Extrema-direita aguarda espaço no governo austríaco
Viena, 04 (AE-AP) - Enquanto Joerg Haider, um nacionalista que certa vez elogiou a era Hitler, aguarda nos bastidores para seu partido unir-se ao próximo governo, o conservador Partido do Povo mantém esperanças de ultrapassar o Partido da Liberdade, do qual Haider é lider, na contagem final e renevoar sua grande coalizão de 13 anos com os social-democratas.
A menos que o Partido do Povo consiga superar-se na contagem dos últimos votos, virtualmente garantindo a formação de uma coalizão entre ele e os líderes socialistas, a áustria poderia enfrentar semanas de incerteza política e possivelmente novas eleições se um governo viável não possa ser formado.
Segundo resultados provisórios de domingo, o Partido da Liberdade, de Joerg Haider, conquistou 27,22% dos votos, um aumento expressivo de 5,33 pontos percentuais, que o levou para o segundo lugar.

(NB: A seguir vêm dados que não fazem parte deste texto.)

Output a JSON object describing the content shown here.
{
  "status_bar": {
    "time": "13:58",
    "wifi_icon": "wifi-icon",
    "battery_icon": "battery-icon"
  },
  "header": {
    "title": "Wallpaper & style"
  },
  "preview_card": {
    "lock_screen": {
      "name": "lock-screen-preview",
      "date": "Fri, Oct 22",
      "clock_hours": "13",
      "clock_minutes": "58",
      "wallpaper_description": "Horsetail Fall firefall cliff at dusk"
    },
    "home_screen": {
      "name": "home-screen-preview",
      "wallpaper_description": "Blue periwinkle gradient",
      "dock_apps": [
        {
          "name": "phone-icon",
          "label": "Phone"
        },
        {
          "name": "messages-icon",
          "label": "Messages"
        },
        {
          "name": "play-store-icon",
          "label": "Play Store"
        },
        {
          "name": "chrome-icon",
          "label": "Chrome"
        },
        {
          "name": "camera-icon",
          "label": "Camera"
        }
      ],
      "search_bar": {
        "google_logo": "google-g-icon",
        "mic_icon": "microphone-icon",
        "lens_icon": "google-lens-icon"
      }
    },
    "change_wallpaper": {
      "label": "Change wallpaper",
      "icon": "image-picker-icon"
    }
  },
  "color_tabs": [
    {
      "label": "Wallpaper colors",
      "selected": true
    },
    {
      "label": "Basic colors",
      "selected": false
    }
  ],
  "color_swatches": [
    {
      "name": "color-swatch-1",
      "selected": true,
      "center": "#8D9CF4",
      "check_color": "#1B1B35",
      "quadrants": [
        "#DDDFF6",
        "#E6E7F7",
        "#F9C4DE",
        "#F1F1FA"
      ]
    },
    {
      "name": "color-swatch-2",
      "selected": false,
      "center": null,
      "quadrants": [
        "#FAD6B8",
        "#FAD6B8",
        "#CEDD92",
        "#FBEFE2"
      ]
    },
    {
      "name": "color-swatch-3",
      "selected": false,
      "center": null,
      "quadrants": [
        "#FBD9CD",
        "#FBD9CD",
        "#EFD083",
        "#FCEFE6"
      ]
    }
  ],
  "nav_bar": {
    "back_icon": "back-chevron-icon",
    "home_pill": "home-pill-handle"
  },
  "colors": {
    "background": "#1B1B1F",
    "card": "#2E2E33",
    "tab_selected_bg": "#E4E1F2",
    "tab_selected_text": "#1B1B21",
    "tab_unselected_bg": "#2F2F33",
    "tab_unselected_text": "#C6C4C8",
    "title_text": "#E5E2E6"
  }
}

O Partido do Povo caiu para um total de 26,90%, deixando-o no terceiro lugar. Mas ainda têm de ser contados cerca de 200 mil votos em trânsito, deixando em aberto a possibilidade de o Partido do Povo acabar em segundo lugar. Caso não consiga, o Partido do Povo prometeu ir para a oposição.

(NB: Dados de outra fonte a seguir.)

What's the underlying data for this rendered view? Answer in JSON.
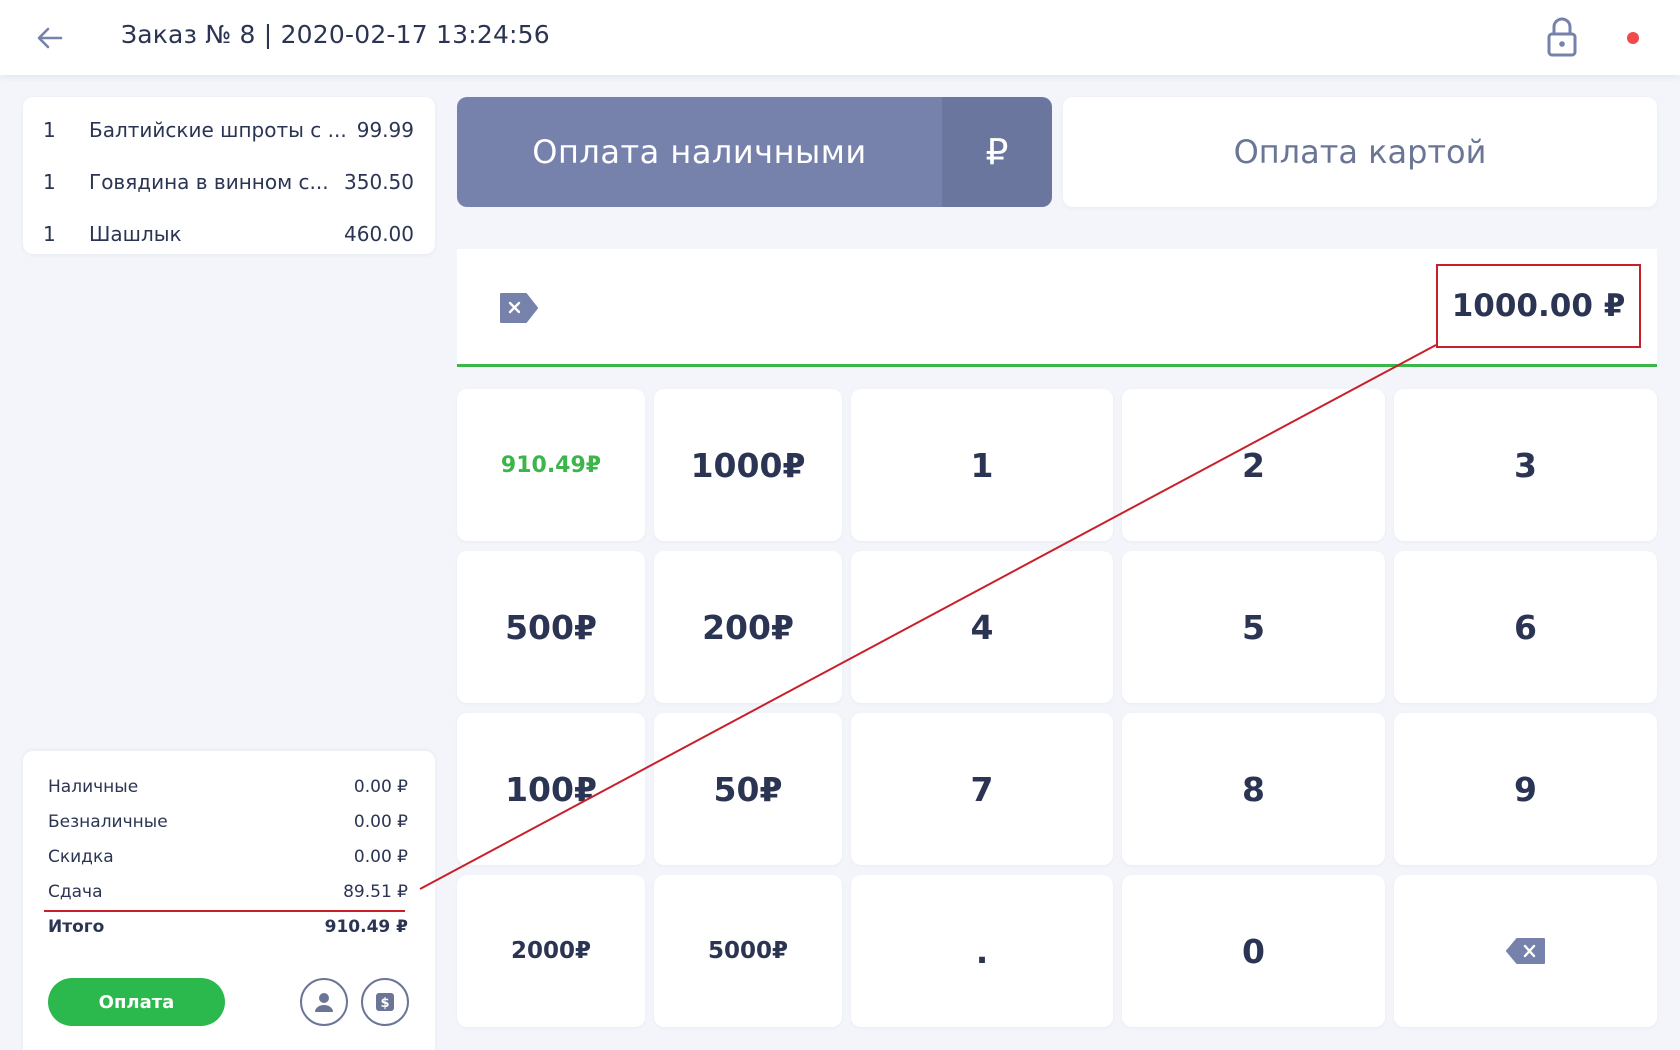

Isto obrigaria os socialistas a buscarem um novo parceiro para a coalizão. Mas o líder social-democrata, chanceler Viktor Klima
tem descartado uma coalizão com o Partido da Liberdade.
O Partido Social Democrata caiu para um total de 33,39% dos votos - conquistando apenas um terço das 183 cadeiras no Parlamento, bem menos do que a maioria necessária para aprovar leis.

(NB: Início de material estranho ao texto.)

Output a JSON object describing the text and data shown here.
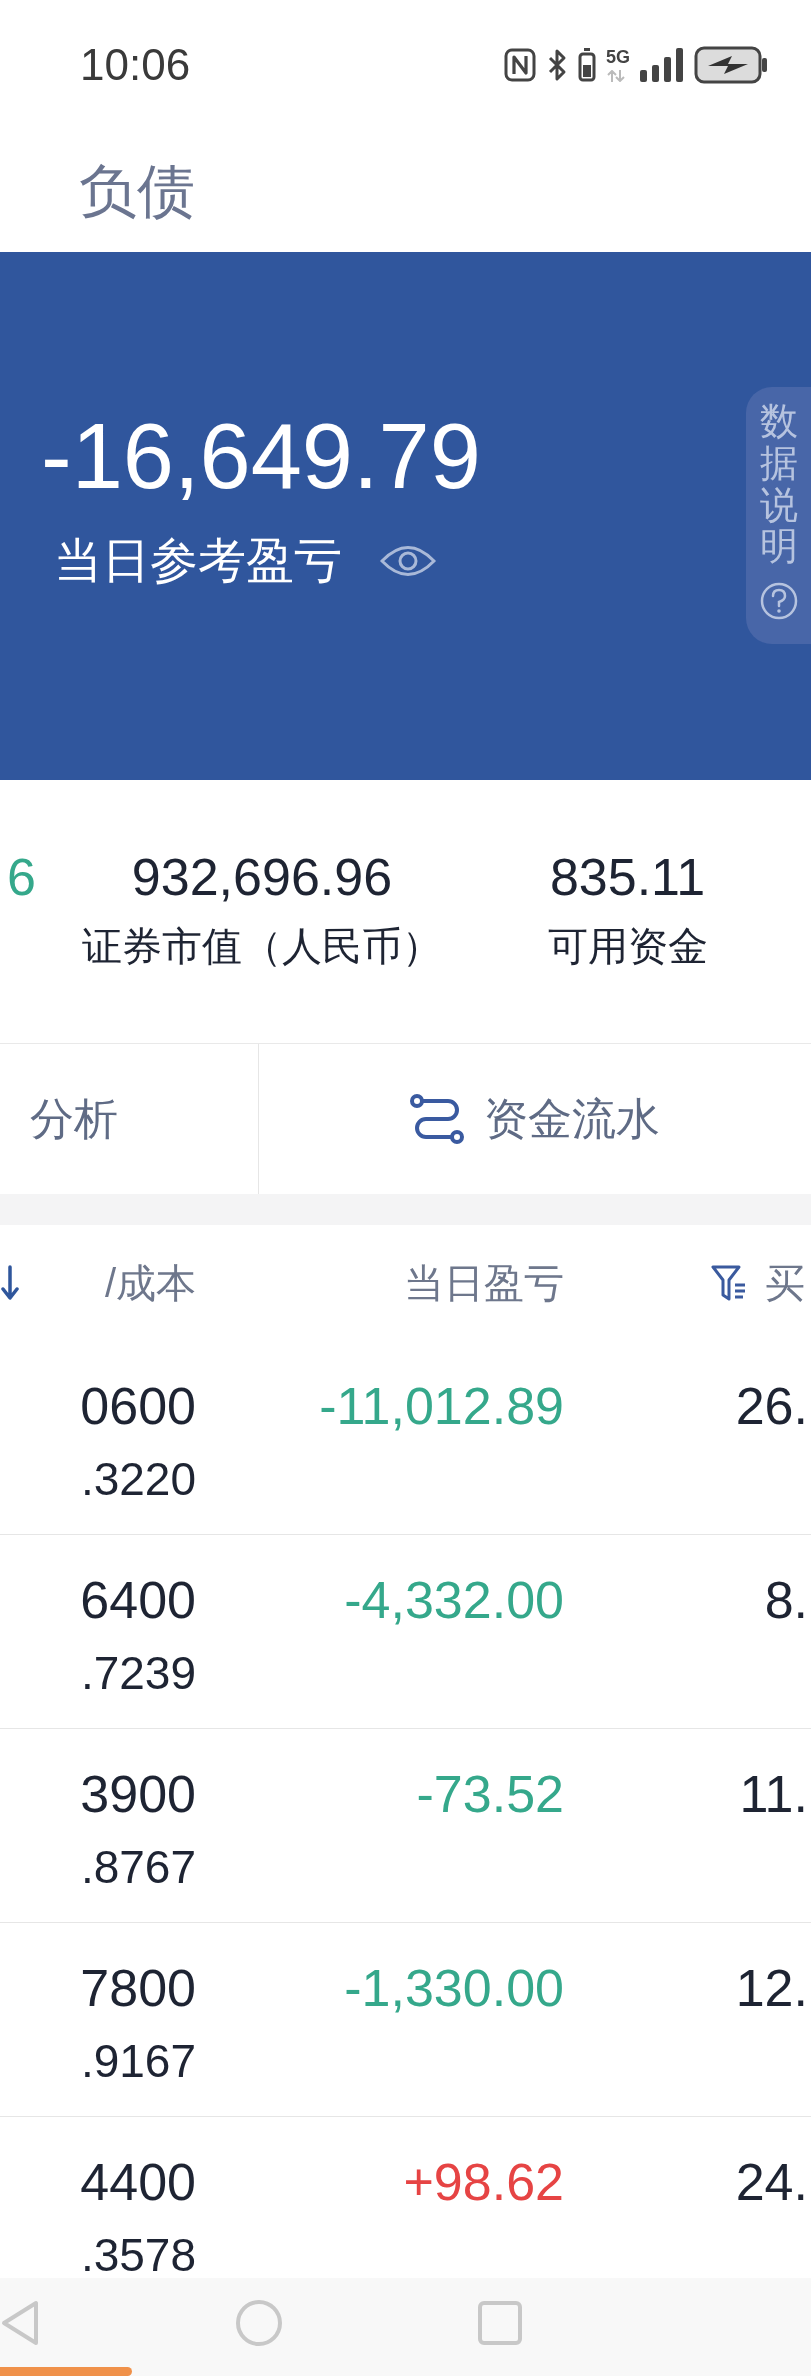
{
  "status_bar": {
    "time": "10:06",
    "network": "5G"
  },
  "header": {
    "title": "负债"
  },
  "banner": {
    "value": "-16,649.79",
    "label": "当日参考盈亏",
    "side_tab": "数据说明"
  },
  "stats": [
    {
      "value": "6",
      "negative": true
    },
    {
      "value": "932,696.96",
      "label": "证券市值（人民币）"
    },
    {
      "value": "835.11",
      "label": "可用资金"
    }
  ],
  "actions": [
    {
      "label": "分析",
      "icon": false
    },
    {
      "label": "资金流水",
      "icon": true
    }
  ],
  "table": {
    "columns": [
      {
        "label": "/成本",
        "sorted": true
      },
      {
        "label": "当日盈亏"
      },
      {
        "label": "买",
        "filter": true
      }
    ],
    "rows": [
      {
        "price": "0600",
        "cost": ".3220",
        "daily_pl": "-11,012.89",
        "negative": true,
        "column_3": "26."
      },
      {
        "price": "6400",
        "cost": ".7239",
        "daily_pl": "-4,332.00",
        "negative": true,
        "column_3": "8."
      },
      {
        "price": "3900",
        "cost": ".8767",
        "daily_pl": "-73.52",
        "negative": true,
        "column_3": "11."
      },
      {
        "price": "7800",
        "cost": ".9167",
        "daily_pl": "-1,330.00",
        "negative": true,
        "column_3": "12."
      },
      {
        "price": "4400",
        "cost": ".3578",
        "daily_pl": "+98.62",
        "negative": false,
        "column_3": "24."
      }
    ]
  }
}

Haider, 49 anos, e seu partido comemoraram seu sucesso, prometendo continuar com seu forte desempenho na cena política no futuro próximo.
"Nas próximas semanas e meses também seremos muito fortes na esfera política", disse Haider a uma multidão de seguidores na festa partidária domingo à noite. Ele acrescentou que quer promover uma política "concentrada na áustria".
Os social-democratas estimam que cerca de 213 mil votos emigraram para o Partido da Liberdade, que teve seu melhor desempenho eleitoral desde sua fundação, em 1945. Segundo analistas, muitos dos votos vieram da classe trabalhadora austríaca, que sentee uma necessidade de mudança.
Muito da popularidade de Haider é baseada na alienação que muitos assalariados sentem sob as políticas de altos impostos e outras dos dois partidos governistas. Ele tem criticado duramente a asfixiante burocracia e "os gordos salários" de funcionários do governo.
A campanha do Partido da Liberdade foi dominada por chamados pela suspensão da imigração - cartazes em Viena, a capital, advertiam contra a "excessiva estrangeirização", numa linguagem que lembrava a era nazista.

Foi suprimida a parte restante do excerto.